KalVista for DME

Our most advanced compound, an intravitreally administered plasma kallikrein inhibitor known as KVD001, has completed a Phase 2 clinical trial in patients with DME. The clinical trial evaluated the safety and efficacy of KVD001 in patients who have received previous anti-VEGF therapy yet continue to experience reduced visual acuity and significant edema. The primary efficacy endpoint in the trial was change in best corrected visual acuity (BCVA) at 16 weeks compared to sham. The 6µg dose showed a difference of +2.6 letters versus sham, which was not statistically significant (p=0.223), and the 3µg dose showed a difference of +1.5 letters (p=0.465). No significant differences were observed in the secondary endpoints of central subfield thickness (CST) or the diabetic retinopathy severity scale (DRSS). KVD001 was generally safe and well tolerated with no drug-related serious adverse events.

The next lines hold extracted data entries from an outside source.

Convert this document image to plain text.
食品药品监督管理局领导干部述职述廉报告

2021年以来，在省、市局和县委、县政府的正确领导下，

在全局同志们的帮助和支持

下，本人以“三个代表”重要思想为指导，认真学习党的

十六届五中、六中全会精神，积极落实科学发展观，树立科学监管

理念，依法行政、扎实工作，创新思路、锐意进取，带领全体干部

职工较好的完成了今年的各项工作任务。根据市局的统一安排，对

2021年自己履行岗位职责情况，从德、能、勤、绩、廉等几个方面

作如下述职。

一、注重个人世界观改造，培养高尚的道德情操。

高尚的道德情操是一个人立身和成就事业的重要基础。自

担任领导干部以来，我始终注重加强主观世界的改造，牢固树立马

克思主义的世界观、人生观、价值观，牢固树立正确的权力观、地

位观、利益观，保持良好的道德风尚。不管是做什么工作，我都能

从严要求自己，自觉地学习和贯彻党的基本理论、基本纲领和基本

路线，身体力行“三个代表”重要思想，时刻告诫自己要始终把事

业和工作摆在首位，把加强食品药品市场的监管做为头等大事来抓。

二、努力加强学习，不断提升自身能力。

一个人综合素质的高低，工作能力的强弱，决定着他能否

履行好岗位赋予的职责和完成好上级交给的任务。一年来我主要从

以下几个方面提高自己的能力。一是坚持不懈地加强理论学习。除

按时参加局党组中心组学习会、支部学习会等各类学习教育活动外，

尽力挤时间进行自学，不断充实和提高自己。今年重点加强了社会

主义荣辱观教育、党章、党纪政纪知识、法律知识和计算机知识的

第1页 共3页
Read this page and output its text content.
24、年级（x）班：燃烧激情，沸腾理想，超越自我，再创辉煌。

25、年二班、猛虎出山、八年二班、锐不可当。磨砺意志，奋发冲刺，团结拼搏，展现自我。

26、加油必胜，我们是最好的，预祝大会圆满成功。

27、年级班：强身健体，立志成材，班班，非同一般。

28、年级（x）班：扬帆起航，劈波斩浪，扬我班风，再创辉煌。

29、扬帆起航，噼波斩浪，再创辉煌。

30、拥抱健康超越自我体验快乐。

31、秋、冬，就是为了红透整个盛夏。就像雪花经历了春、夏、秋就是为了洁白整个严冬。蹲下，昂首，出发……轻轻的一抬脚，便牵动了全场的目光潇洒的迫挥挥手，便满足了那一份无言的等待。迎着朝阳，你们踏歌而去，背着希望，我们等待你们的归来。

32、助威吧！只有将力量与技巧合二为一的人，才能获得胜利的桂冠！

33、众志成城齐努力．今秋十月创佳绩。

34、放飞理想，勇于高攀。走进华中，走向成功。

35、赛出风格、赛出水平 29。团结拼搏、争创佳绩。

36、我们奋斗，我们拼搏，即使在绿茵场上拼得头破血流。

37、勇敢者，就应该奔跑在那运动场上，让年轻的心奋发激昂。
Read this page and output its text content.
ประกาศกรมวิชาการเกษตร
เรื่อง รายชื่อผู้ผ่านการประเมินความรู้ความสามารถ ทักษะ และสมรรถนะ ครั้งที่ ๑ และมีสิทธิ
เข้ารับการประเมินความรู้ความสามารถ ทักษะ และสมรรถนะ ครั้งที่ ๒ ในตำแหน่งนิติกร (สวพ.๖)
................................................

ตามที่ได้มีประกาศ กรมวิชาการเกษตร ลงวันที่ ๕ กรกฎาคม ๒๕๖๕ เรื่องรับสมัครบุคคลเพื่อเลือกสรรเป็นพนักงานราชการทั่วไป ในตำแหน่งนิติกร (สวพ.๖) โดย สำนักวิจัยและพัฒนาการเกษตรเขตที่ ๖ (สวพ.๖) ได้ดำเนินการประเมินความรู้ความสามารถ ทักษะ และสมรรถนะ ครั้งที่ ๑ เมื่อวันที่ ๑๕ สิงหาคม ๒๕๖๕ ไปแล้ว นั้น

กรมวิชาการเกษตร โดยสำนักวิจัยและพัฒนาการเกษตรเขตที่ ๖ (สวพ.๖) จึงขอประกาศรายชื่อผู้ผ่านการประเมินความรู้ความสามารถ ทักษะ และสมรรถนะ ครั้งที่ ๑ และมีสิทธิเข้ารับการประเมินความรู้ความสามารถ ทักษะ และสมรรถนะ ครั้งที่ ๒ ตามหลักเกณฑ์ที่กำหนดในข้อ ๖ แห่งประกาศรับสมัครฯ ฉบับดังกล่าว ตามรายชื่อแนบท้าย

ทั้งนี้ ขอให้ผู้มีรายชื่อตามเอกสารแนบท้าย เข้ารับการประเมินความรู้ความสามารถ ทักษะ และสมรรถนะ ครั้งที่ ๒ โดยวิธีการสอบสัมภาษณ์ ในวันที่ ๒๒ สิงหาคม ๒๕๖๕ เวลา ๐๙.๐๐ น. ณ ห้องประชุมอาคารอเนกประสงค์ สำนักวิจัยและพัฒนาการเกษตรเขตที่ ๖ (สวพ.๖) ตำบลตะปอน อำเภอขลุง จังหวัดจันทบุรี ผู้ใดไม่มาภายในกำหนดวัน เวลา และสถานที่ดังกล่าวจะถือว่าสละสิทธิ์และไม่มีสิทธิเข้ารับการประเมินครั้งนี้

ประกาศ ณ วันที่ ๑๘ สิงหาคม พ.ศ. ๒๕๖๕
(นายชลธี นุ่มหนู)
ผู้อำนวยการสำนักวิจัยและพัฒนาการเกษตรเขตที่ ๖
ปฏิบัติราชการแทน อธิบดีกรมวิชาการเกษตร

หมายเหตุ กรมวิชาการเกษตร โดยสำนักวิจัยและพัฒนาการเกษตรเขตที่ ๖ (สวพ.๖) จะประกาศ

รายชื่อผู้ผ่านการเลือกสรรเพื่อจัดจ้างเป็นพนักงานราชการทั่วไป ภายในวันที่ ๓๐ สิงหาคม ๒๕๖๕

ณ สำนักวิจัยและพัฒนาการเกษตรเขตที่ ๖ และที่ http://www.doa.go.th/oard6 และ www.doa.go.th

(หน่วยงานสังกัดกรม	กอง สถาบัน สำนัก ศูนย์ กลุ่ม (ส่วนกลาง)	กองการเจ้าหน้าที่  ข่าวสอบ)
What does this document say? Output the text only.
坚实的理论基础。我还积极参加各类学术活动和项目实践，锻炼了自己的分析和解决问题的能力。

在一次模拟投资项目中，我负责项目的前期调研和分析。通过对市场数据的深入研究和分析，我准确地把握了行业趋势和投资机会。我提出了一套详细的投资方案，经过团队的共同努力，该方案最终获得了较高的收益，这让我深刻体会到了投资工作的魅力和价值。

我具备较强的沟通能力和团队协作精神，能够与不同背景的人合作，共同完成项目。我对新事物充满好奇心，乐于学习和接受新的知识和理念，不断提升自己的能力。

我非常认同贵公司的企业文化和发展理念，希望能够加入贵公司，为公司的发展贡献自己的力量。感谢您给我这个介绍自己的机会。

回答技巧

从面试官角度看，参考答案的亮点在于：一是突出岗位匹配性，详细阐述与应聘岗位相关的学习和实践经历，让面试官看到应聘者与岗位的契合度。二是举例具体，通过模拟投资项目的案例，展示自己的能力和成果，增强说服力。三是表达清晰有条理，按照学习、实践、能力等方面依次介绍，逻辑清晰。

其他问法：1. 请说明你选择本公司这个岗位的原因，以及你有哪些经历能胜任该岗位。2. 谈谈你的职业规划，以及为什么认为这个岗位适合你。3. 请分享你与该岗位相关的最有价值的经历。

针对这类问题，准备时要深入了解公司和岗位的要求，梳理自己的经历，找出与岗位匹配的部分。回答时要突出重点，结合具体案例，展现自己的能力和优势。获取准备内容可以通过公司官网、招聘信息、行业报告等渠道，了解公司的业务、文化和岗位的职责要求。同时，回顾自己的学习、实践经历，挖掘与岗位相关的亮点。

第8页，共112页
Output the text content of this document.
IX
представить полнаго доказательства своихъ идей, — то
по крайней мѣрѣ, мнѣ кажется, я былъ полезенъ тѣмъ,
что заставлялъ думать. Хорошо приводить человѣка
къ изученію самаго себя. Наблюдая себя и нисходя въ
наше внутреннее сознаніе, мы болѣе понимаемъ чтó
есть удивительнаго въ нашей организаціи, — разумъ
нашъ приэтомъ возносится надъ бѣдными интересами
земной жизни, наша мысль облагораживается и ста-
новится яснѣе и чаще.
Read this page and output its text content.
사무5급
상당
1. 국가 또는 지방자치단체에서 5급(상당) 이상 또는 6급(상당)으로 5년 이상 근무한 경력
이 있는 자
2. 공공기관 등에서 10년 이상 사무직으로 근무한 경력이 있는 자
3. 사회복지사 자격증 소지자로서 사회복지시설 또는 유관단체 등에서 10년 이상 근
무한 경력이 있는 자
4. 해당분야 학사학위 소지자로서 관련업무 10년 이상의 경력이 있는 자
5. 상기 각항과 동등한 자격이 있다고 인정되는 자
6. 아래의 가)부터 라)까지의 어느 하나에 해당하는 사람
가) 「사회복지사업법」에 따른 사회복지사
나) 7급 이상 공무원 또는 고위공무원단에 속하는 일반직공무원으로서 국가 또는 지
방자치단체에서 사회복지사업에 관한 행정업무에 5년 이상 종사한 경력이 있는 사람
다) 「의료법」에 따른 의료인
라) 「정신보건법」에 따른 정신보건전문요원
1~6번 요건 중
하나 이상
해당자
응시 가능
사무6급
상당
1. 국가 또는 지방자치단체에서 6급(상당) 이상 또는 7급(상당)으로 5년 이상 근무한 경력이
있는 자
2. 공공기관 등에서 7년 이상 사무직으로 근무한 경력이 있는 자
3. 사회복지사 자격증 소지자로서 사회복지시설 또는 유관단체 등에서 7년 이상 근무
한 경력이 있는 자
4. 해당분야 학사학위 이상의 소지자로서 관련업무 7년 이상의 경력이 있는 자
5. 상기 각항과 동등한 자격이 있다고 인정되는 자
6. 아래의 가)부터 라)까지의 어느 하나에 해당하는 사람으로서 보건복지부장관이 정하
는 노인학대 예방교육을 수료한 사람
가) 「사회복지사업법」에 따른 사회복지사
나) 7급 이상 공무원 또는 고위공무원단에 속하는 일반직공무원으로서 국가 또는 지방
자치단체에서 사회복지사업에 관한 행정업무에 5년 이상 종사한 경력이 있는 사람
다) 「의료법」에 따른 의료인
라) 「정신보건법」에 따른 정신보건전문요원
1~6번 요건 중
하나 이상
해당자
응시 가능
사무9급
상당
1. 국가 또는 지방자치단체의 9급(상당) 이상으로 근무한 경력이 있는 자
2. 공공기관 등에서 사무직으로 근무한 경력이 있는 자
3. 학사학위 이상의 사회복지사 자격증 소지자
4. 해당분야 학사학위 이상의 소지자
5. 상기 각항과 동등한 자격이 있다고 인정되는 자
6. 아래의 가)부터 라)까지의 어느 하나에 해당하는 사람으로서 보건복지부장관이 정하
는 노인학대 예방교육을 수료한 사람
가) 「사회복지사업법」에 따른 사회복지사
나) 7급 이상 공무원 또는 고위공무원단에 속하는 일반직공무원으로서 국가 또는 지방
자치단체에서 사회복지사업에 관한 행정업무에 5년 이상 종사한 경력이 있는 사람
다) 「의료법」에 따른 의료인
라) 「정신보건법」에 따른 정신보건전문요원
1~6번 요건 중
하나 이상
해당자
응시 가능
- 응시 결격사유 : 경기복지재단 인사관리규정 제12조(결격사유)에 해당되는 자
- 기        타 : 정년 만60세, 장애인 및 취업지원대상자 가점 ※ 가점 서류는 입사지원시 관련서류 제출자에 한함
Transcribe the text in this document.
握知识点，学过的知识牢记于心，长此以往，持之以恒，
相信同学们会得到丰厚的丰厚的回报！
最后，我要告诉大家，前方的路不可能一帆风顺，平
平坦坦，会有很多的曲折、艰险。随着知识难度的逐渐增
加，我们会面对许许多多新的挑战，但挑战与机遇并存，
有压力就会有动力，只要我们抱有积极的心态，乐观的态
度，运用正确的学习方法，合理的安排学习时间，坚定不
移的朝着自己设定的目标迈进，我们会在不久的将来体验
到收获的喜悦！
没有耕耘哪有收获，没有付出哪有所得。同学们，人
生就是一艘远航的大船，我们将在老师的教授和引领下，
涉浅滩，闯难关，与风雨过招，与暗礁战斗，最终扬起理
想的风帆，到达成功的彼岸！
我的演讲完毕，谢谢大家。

In the overall study population, KVD001 demonstrated a protection against vision loss. In the sham treated group 54.5% of patients experienced a reduction in vision compared to 32.5% in the 6µg dose (p=0.042). The study also included a pre-specified subgroup analysis investigating impact of baseline visual acuity on response. After excluding those with the most severe vision loss (visual acuity <55 letters at baseline), the remaining 70% of the total patient population showed a difference in BCVA compared to sham of 4.9 letters (p=0.056) at the 6µg dose.